Wednesday, 23 January 2008: 12:00 PM
Fine scale analysis of the convective scale wind fields of Katrina and their relationship to the surge event
R04 (Ernest N. Morial Convention Center)
Richard G. Henning, Consulting Meteorologist, Niceville, FL
Poster PDF (1.4 MB)
Over the last two years, this author has written over 200 reports detailing the impact of Hurricanes Ivan (2004) and Katrina (2005) at specific property addresses primarily on behalf of individual property owners involved in litigation with their insurance carriers. As a private consulting meteorologist, the task of reconstructing a chronology of events with regard to the arrival of wind and surge at specific locations is a far different undertaking than a government agency, such as NHC in their storm reports, attempting to characterize the scope of a storm as a whole, for dissemination to the public through the media.

The importance of convective scale features cannot be overstated with regard to their ability to translate extreme boundary layer winds, routinely measured using aircraft reconnaissance dropsondes, down to the surface at specific locations for brief periods in the form of three second gusts. It will be shown that many locations along the immediate shoreline in both Ivan and Katrina saw extreme winds either in advance of, or in conjunction with, the period of highest surge inundation. While the surge literally washed away much of the on-site forensic evidence of these extreme wind events, use of WSR-88D radar and aircraft reconnaissance data can establish very high confidence wind estimates for particular neighborhoods where no in-situ observations were made.

This presentation will discuss several cases where an examination of reflectivity and radial velocity products reveals discrete mesocyclones and collapsing supercells which, when superimposed upon the ambient larger scale tangential winds of the parent hurricane vortex, support localized wind velocities which could have easily produced significant wind damage. It is a practical application of the research done in recent years by Blackwell et al at the University of South Alabama Coastal Weather Research Center.
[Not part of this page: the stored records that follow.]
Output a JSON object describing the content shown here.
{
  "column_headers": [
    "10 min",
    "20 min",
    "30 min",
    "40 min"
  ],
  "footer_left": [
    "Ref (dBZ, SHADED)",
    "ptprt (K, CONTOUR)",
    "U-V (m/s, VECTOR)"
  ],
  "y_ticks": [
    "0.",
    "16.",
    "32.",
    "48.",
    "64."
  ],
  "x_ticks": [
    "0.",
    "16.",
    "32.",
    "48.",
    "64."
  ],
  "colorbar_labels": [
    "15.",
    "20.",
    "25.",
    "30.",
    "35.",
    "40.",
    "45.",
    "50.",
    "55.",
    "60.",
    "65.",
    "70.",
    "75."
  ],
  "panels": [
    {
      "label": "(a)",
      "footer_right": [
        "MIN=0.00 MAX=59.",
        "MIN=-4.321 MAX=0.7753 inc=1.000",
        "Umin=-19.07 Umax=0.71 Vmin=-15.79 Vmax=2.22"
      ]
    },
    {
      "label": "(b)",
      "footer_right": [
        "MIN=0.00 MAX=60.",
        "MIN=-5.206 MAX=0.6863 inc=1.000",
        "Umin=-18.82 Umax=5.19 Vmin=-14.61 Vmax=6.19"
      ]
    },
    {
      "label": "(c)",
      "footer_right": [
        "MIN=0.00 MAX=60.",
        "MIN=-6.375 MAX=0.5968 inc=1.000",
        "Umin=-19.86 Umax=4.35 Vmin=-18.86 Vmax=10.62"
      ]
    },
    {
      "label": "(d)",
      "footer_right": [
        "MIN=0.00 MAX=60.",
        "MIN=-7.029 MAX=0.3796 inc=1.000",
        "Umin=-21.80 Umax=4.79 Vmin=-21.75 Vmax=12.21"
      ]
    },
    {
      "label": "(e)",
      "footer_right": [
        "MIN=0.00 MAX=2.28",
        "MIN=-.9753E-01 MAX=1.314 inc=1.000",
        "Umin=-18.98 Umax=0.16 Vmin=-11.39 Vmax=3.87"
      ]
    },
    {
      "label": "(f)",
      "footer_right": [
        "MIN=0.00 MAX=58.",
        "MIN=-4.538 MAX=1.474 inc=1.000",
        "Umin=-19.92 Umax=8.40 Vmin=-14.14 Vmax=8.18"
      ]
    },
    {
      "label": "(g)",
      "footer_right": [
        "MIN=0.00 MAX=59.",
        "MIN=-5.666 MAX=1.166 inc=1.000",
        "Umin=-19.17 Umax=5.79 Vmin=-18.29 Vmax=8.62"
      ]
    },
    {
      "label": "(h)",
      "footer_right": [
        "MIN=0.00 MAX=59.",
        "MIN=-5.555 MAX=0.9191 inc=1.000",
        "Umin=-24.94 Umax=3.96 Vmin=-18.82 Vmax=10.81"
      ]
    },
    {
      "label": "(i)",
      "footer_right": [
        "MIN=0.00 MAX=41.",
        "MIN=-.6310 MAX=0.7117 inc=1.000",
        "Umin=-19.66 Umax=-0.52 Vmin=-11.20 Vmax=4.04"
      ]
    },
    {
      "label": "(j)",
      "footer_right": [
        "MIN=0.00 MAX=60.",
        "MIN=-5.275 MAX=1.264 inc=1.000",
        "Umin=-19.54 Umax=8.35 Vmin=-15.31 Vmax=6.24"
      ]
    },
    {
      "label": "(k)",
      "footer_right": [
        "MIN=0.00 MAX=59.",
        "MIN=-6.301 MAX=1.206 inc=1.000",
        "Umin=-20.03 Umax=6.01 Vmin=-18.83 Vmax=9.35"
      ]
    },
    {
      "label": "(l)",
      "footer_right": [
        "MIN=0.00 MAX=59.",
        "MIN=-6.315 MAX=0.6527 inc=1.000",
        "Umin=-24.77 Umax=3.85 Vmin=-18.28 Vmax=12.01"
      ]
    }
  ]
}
This paper also examines alternatives to broad brush, oversimplified, attempts at characterizing the destructive potential of storms such as Ivan and Katrina. It demonstrates that use of the Saffir Simpson Scale, while convenient for the media and easily understood by the public, is often highly misleading in the investigation of the relative contribution of storm damage to a specific property caused by wind and/or water (as well as the temporal relationship between the two forces, often an essential aspect to resolving disputes between insurance carriers and their customers). Alternatives, such as the Integrated Kinetic Energy scheme proposed by Powell and Reinhold in the April 2007 Bulletin of the AMS, to characterize the storm on a large scale, as well as techniques to integrate depictions of mesoscale and convective scale features for analysis on the scale of specific neighborhoods, will be examined.